I have the following problem:
Leg $I$ be a nonempty index set and let $(M_i,\mathfrak{M_i})$ and $(N_1,\mathfrak{N_i})$ be topological spaces. Moreover let $f_i:M_i\rightarrow N_i$ be maps. Finally endow $M=\prod_{i\in I} M_i$ and $N=\prod_{i\in I} N_i$ with the product topology. Show that the product map $$f:M\rightarrow N$$ is continuous iff all maps $f_i$ are continuous.
My idea was the following:
$\Rightarrow $ Let us first assume that the product map is continous. Then define $p_i:M\rightarrow M_i$ and $q_i:N\rightarrow N_i$ be the projection maps which are continous since $M,N$ are endowed with the product topology. Then we see that we have $$f_i\circ p_i=q_i\circ f$$ and remark that $q_i\circ f$ is the composition of two continuous functions. Therefore we can deduce that $f_i\circ p_i$ is continuous. But now it is clear that $f_i$ needs to be continuous, otherwise we would have an open set $O\subset N_i$ such that $f_i^{-1}(O)$ is not open in $M_i$ and therefore $p_i^{-1}(f_i^{-1}(O))$ is not open in $M$ but this would contradict the fact that $f_i\circ p_i$ is continuous.

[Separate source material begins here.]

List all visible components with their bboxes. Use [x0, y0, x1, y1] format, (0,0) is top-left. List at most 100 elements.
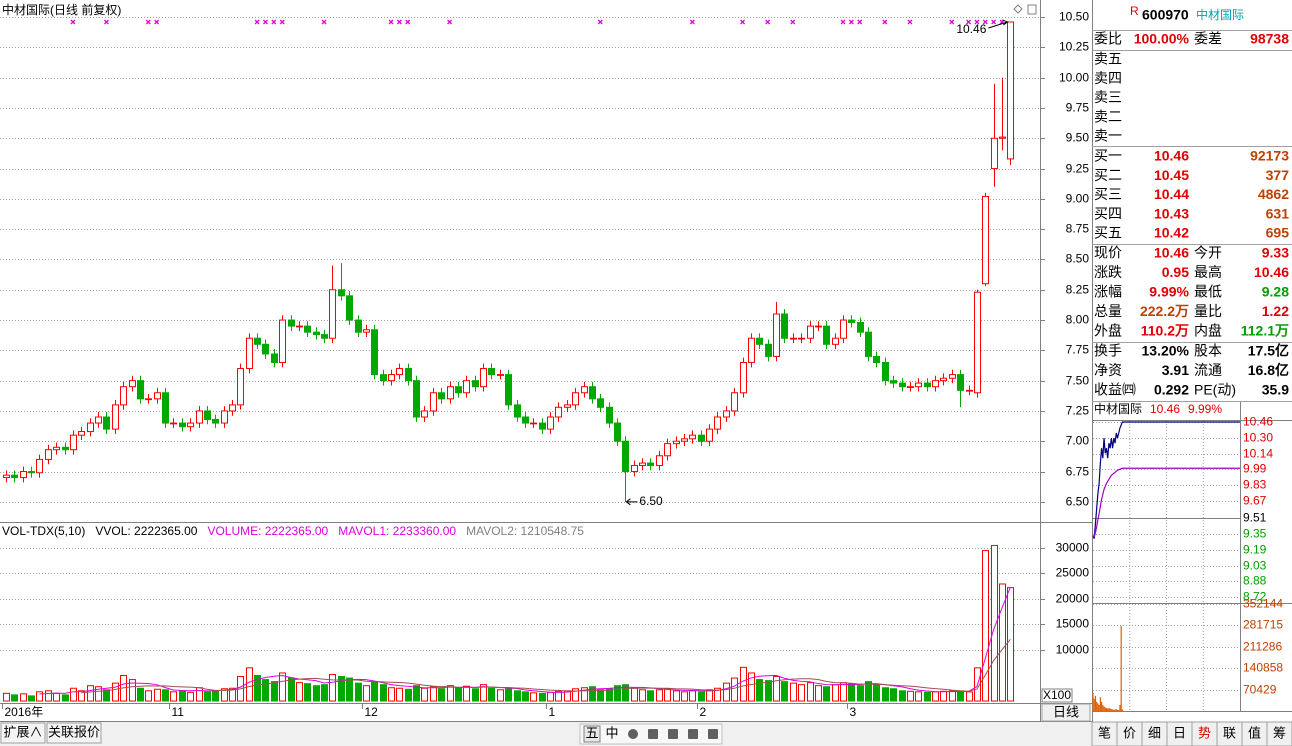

$\Leftarrow$ I would have done a similar argument for $f$ in the other direction.
Now I'm not sure if this works. Could someone help me maybe?
Thank you!
You need the assumption that all $M_i$ are non-empty. Otherwise the product $M$ is empty and you cannot get any information about the $f_i$.
Your proof of $\Rightarrow$ is correct.
For $\Leftarrow$ you can argue as follows:
If all $f_i$ are continuous, then all $f_i \circ p_i : M \to N_i$ are continuous. Thus all $q_i \circ f = f_i \circ p_i$ are continuous. The universal property of the product $N$ shows then that $f$ is continuous.